Hands – on: to Touch or not in Yoga Class
A note on adjustments and developing mindfulness in our teaching practice
How and when to physically adjust a student in class is a complex question that all Yoga teachers have certainly grappled with at some point. Different traditions take vastly different approaches to this, some placing high priority on physical body alignment, while other styles focus more on flow, on breath or even on the moments between asana as the key to Yoga practice.
We've compiled some thinking here on the topic of hands-on adjustments, both those intended to support a student in physical alignment, or to enter a pose more deeply - the kind of adjustment we may see in a Vinyasa or Ashtanga practice session, as well as those meant to soften or encourage release - as in a Yin or Restorative class.
Standard adjustments – always applicable?
This discussion is, of course, an ever-evolving one as we begin to view asana practice more and more through the lens of the western physiological understanding of biomechanics. The essence at this moment seems to be a call for increasing awareness in how and when we choose to physically adjust a body's shape in a pose, recognizing the degree of responsibility we hold as teachers for the long-term welfare of our students in asana practice. I am thinking here even of such 'standard' cues as nudging a top hip over the bottom one in Trikonasana – some bodies may not support this range of motion, leaving students in discomfort or developing a habitual misalignment in their pose as a result of this repeated 'correction' from a teacher.
This may mean a humbling and less egoic approach to teaching: a recognizing that we may not know what each student's 'best' Trikonasana looks like, and a reigning in of my need to appear all-knowing as a teacher. And, I have learned to trust the power of my voice – to translate the feeling of expansiveness and lengthening in Triangle pose into words that may allow students to find that feeling in their own bodies, in their form, without imposing physical alterations from the outside.
In many contemporary Yoga styles, however, hands-on adjusting is a key element of the practice and the in-class experience. For example, in Ashtanga Yoga giving physical adjustments is a foundational part of teaching and it is common for the student to expect to get frequent physical adjustments from the teacher. Anyone who has attended a Mysore-style guided self-practice class knows how incredibly beneficial an adjustement can be (under the hand of an experienced teacher).
These technical concerns fade a bit when it comes to the yummy field of feel-good, deepening hands-on moves. The distinction, though sometimes blurry, seems an important one: between deepening in the sense of 'pressing' someone deeper into a pose or deepening in the sense of lovingly guiding the body toward release or space.
Anyone who has experienced the power of a Thai-Yoga massage or the deep letting go that comes with a simple rooting of the shoulders or feet in Savasana can attest to the healing quality of touch in combination with asana.

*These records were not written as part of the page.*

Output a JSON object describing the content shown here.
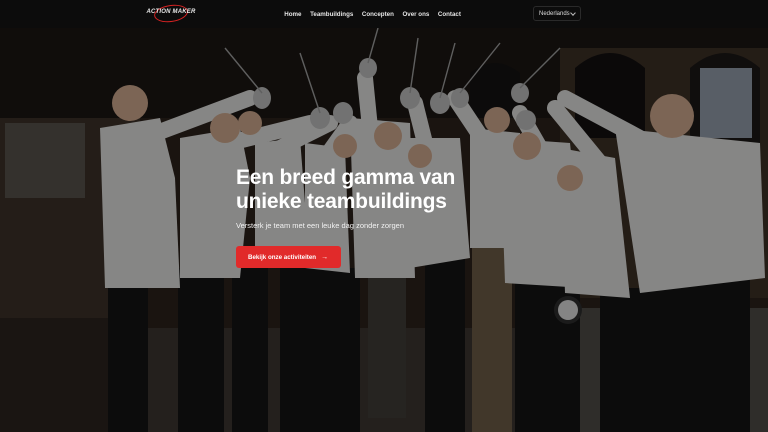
{
  "brand": {
    "logo_text": "ACTION MAKER"
  },
  "nav": {
    "items": [
      {
        "label": "Home"
      },
      {
        "label": "Teambuildings"
      },
      {
        "label": "Concepten"
      },
      {
        "label": "Over ons"
      },
      {
        "label": "Contact"
      }
    ],
    "language": {
      "selected": "Nederlands"
    }
  },
  "hero": {
    "headline_line1": "Een breed gamma van",
    "headline_line2": "unieke teambuildings",
    "subtitle": "Versterk je team met een leuke dag zonder zorgen",
    "cta_label": "Bekijk onze activiteiten",
    "cta_icon": "arrow-right-icon",
    "image": "photo of a group of fencers in white jackets raising crossed sabres"
  },
  "colors": {
    "accent": "#e12a2a",
    "nav_bg": "#0c0c0c"
  }
}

No matter with which motivation and in which way we choose to place hands-on our students this may be the absolute key: choosing to attend a Yoga class does not equal choosing to be touched for all students. As teachers, we hold a responsibility, particularly toward new students, to check-in about physical adjustments. Ideally, even to ask before touching them – 'is it OK if I adjust you?' Or if it is a longer, deepening adjustment to check in and ask 'is this OK?'
Granted, in a flowing Vinyasa class, there is not always space to check in at length and sometimes the checking in happens on a less verbal level, simply being bringing awareness to the students body language. It feels so important to maintain a high level of sensitivity to a student's reaction to being touched – and if this reaction is a tensing or stiffening, then to consider using the power of the voice to guide their body into a more sustainable form.
As with all things to do with Yoga, the call is one of increased awareness, less automatism. When we bring mindfulness to the way we touch or communicate with our students, we create so much space for greater understanding of the practice and so much space for the body to liberate itself in a sustainable way.